Enhebrando

Manuel González Mairena

El fruto de la vid

Septiembre y mi infancia se funden en la imagen de un lagar. Las calles que dan a la bodega se llenan de remolques repletos de uvas que traquetean por los adoquines del pueblo. Los tractores son reactores atómicos que retumban en las ventanas y las cornisas de los balcones. Las calles huelen a la fruta prensada y restos de racimos adornan las travesías. Prolifera el canto de las moscas. Mis ojos se sorprendían ante el prodigio de la evolución y del pasado: motocicletas que venían del campo con las angarillas llenas, esas alforjas de esparto que en tiempo portaban los mulos. Hombres recios de léxico recio. Pieles de plomada y sol.

El respeto a sus palabras, al conjunto de conocimientos y saber experiencial. La academia de la tierra, del boca a boca y las jornadas de sudor a la intemperie sin control horario. García Lorca definió Nueva York como un lugar de "ciencia sin raíces". La nada. O peor que nada, la ausencia de algo. Las raíces de la vid, la extensión de las parras, el momento exacto. Cultura. Las raíces de las generaciones en la siembra, el riego, los tratamientos, la recolecta: cultivando. La briega frente al clima. El fruto de la vid.

En un patio con paredes blancas de cal se acumulan los barriles de madera. Aguarda el primer bocoy su mosto fresco. En el lagar, la uva beba se descargaba por un portón lateral de hierro esmaltado y caía en una rudimentaria cinta transportadora hasta la abertura central de la prensa. Un enorme tubo de hierro y maderas nobles. Cuando empezaba el proceso, los extremos circulares de aquel enorme cilindro se iban aproximando el uno hacia el otro.
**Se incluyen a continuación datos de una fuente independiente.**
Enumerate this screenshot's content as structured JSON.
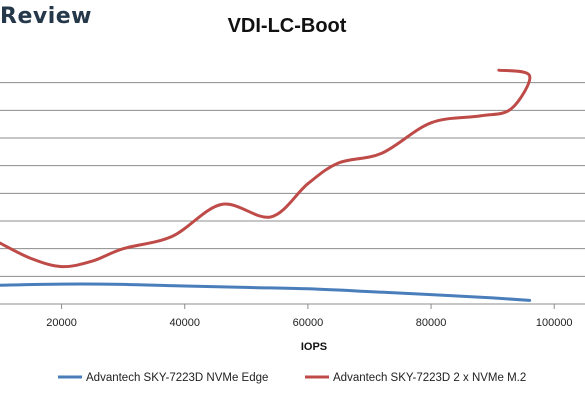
{
  "brand": {
    "text": "Review"
  },
  "chart_data": {
    "type": "line",
    "title": "VDI-LC-Boot",
    "xlabel": "IOPS",
    "ylabel": "",
    "xlim": [
      10000,
      105000
    ],
    "x_ticks": [
      20000,
      40000,
      60000,
      80000,
      100000
    ],
    "x_tick_labels": [
      "20000",
      "40000",
      "60000",
      "80000",
      "100000"
    ],
    "grid": "horizontal",
    "legend_position": "bottom",
    "series": [
      {
        "name": "Advantech SKY-7223D NVMe Edge",
        "color": "#4a7ebb",
        "points": [
          [
            10000,
            0.68
          ],
          [
            20000,
            0.72
          ],
          [
            30000,
            0.71
          ],
          [
            40000,
            0.65
          ],
          [
            50000,
            0.6
          ],
          [
            60000,
            0.55
          ],
          [
            70000,
            0.45
          ],
          [
            80000,
            0.34
          ],
          [
            90000,
            0.22
          ],
          [
            96000,
            0.13
          ]
        ]
      },
      {
        "name": "Advantech SKY-7223D 2 x NVMe M.2",
        "color": "#be4b48",
        "points": [
          [
            10000,
            2.2
          ],
          [
            15000,
            1.65
          ],
          [
            20000,
            1.35
          ],
          [
            25000,
            1.55
          ],
          [
            30000,
            2.0
          ],
          [
            38000,
            2.45
          ],
          [
            46000,
            3.6
          ],
          [
            54000,
            3.15
          ],
          [
            60000,
            4.35
          ],
          [
            65000,
            5.1
          ],
          [
            72000,
            5.45
          ],
          [
            80000,
            6.55
          ],
          [
            88000,
            6.8
          ],
          [
            93000,
            7.05
          ],
          [
            96000,
            8.25
          ],
          [
            91000,
            8.45
          ]
        ]
      }
    ]
  }
}
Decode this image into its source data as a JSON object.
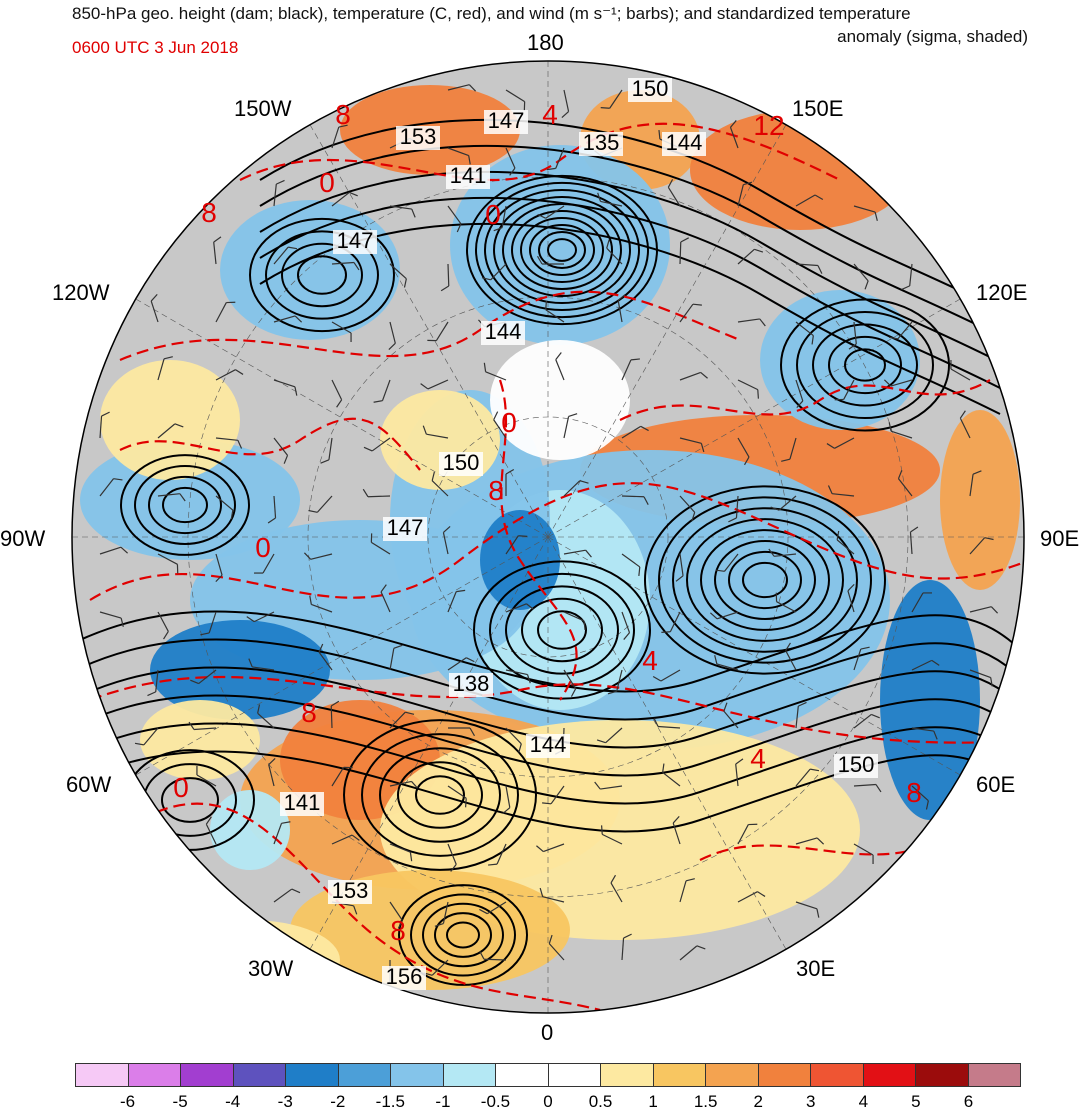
{
  "header": {
    "title_line1": "850-hPa geo. height (dam; black), temperature (C, red), and wind (m s⁻¹; barbs); and standardized temperature",
    "title_line2": "anomaly (sigma, shaded)",
    "timestamp": "0600 UTC 3 Jun 2018"
  },
  "longitude_labels": {
    "n180": "180",
    "w150": "150W",
    "e150": "150E",
    "w120": "120W",
    "e120": "120E",
    "w90": "90W",
    "e90": "90E",
    "w60": "60W",
    "e60": "60E",
    "w30": "30W",
    "e30": "30E",
    "s0": "0"
  },
  "height_labels": [
    "150",
    "153",
    "147",
    "135",
    "144",
    "141",
    "147",
    "144",
    "150",
    "147",
    "138",
    "144",
    "150",
    "141",
    "153",
    "156"
  ],
  "temperature_labels": [
    "8",
    "4",
    "12",
    "0",
    "0",
    "8",
    "0",
    "8",
    "0",
    "8",
    "4",
    "4",
    "8",
    "0",
    "8"
  ],
  "colorbar": {
    "ticks": [
      "-6",
      "-5",
      "-4",
      "-3",
      "-2",
      "-1.5",
      "-1",
      "-0.5",
      "0",
      "0.5",
      "1",
      "1.5",
      "2",
      "3",
      "4",
      "5",
      "6"
    ],
    "colors": [
      "#f6c9f6",
      "#db7ee9",
      "#a23ed0",
      "#5e52be",
      "#1f7ec8",
      "#4c9fd8",
      "#84c4ea",
      "#b4e8f4",
      "#ffffff",
      "#ffffff",
      "#fde9a1",
      "#f8c661",
      "#f4a350",
      "#f1813d",
      "#ef5533",
      "#e21015",
      "#9b0c0c",
      "#c57b8a"
    ]
  },
  "map_colors": {
    "land_gray": "#c8c8c8",
    "height_contour": "#000000",
    "temperature_contour": "#e00000"
  }
}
El mecanismo daba vueltas. Todos los presentes retrocedían hasta tocar los muros del recinto. Al instante empezaba a caer al suelo un jugo entre transparente y verdoso. La luz lo atravesaba. Matices y olores. El líquido recorría la inclinación de la estancia y huía por una especie de alcantarilla que lo llevaba a la sala contigua, donde se guardaba el vino neonato en su primera etapa. Otra estancia más allá era donde se hacía el lacre, en diferentes colores, con el que se sellarían los tapones de corcho con tres iniciales enganchadas unas con otras. De la vid a la botella, un recorrido de tiempo y afecto. El cuidado. La cata de cada barrica para definir su uso, meses o años más tarde. Marcas de tiza en la madera. Señales efímeras que permanecen en este recuerdo. Mis ojos de ayer y esos septiembres.